I liked Homepage. It’s performant, includes some dynamic status elements that I find valuable and would be hard to recreate by hand, and the documentation is reasonably good. Integrating webpage icons has been a little of a challenge, but setting up the pi-hole integration (for instance) was very straightforward. Moreover, it’s pretty.
Dashy is another home dashboard, published on Github, that can be easily stood up via Docker. I found Dashy to be the prettiest option. Once the container is setup, Dashy is fully ready to go.
Customization is done via the UI to edit JSON. I’m not a big fan of editing JSON, but I can navigate it. However, I also found that Dashy sometimes honored my edits and sometimes lost them.
Dashy has a wide variety of really cool ways of grabbing a home page icon, but most of them will go out and grab the file from the website each time the page loads (remember the earlier tip!). I ended up referencing the icon files from my exisitng web server to solve the problem. Re-typing the same content when it was lost got tiresome though, and I ultimately left my time with Dashy feeling a little frustrated.

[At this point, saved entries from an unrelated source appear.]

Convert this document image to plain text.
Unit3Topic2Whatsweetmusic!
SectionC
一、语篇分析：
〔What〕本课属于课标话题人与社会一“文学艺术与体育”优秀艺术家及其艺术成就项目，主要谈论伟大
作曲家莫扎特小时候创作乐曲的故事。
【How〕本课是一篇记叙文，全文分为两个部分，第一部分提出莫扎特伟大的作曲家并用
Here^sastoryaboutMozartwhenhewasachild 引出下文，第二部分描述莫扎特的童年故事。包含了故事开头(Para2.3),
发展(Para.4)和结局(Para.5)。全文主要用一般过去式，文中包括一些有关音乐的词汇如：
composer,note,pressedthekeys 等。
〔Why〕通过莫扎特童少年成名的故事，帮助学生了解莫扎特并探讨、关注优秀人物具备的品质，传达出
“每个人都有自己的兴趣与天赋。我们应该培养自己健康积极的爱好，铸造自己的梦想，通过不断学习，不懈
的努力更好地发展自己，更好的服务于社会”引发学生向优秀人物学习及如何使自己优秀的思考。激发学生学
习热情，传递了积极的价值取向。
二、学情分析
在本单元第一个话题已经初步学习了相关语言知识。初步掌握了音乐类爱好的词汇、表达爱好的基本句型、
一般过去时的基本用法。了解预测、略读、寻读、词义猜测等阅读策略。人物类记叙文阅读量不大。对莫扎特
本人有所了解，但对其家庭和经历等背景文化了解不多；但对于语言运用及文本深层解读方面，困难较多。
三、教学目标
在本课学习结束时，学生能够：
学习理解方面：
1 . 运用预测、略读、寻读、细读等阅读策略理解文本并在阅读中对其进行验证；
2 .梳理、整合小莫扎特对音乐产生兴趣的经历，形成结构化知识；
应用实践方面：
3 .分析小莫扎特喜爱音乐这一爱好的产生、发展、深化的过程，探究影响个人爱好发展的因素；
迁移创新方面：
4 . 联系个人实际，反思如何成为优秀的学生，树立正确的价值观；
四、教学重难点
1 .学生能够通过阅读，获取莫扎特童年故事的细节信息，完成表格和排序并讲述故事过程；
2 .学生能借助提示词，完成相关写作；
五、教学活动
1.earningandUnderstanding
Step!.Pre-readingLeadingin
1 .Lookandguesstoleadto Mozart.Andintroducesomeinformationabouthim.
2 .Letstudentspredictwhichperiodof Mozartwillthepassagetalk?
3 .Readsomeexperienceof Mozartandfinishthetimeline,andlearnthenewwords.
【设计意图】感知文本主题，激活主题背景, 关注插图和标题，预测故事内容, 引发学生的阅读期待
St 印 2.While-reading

Here’s the docker command to deploy dashy.
sudo docker run -p 8080:80 lissy93/dashy
I’ll add a fourth option, although I think it’s only going to be best in certain situations. Consider using Home Assistant to build your home dashboard.
Home Assistant is awesome and you should run it in your home. It’s a great way to consolidate a lot of IP-attached devices. You can build a dashboard to control them, you can build automations (such as having lights come on at sundown), and you can pull many devices together to create “scenes”. A scene might be just area lighting to create ambiance for an intimate dinner, for instance, and then anther scene could be all the lights on for cleaning up.
You can use Home Assistant’s dashboard to embed web links. I was able to use the Markdown card to add a group of links and include images. There’s also a card to embed a webpage into your dashboard, and integrations for things like monitoring a pi-hole or proxmox server.
Setting up Home Assistant using docker looks like this:
sudo docker run -d --name homeassistant --privileged --restart=unless-stopped -e TZ=EST -v /PATH_TO_YOUR_CONFIG:/config --network=host ghcr.io/home-assistant/home-assistant:stable
Home Assistant is fairly easy to setup and would allow integration with IoT controls. I found that the card system eats up a lot of screen real estate and it would be hard to have a lot of links, but this is a nice middle ground between something like homepage and building your own.
Obviously HA can be uber-customized. The screenshot on the right is from their example page and there are a lot of ideas on here that I don’t know how to recreate. You can really make this dashboard sing, so take a look at their example pages.
My first conclussion is that these were all pretty easy to setup and test. So I’d suggest you give them a try and see what you think. As for me, I really like where Dashy is going but found it frustrating in it’s current state. Using Home Assistant as a start page was tough because it didn’t give me a lot of control over layout and didn’t support a lot of density, but I could see how this could be the right option. Homepage seems good, but I think for now I’ll continue to hand code it to get that experience.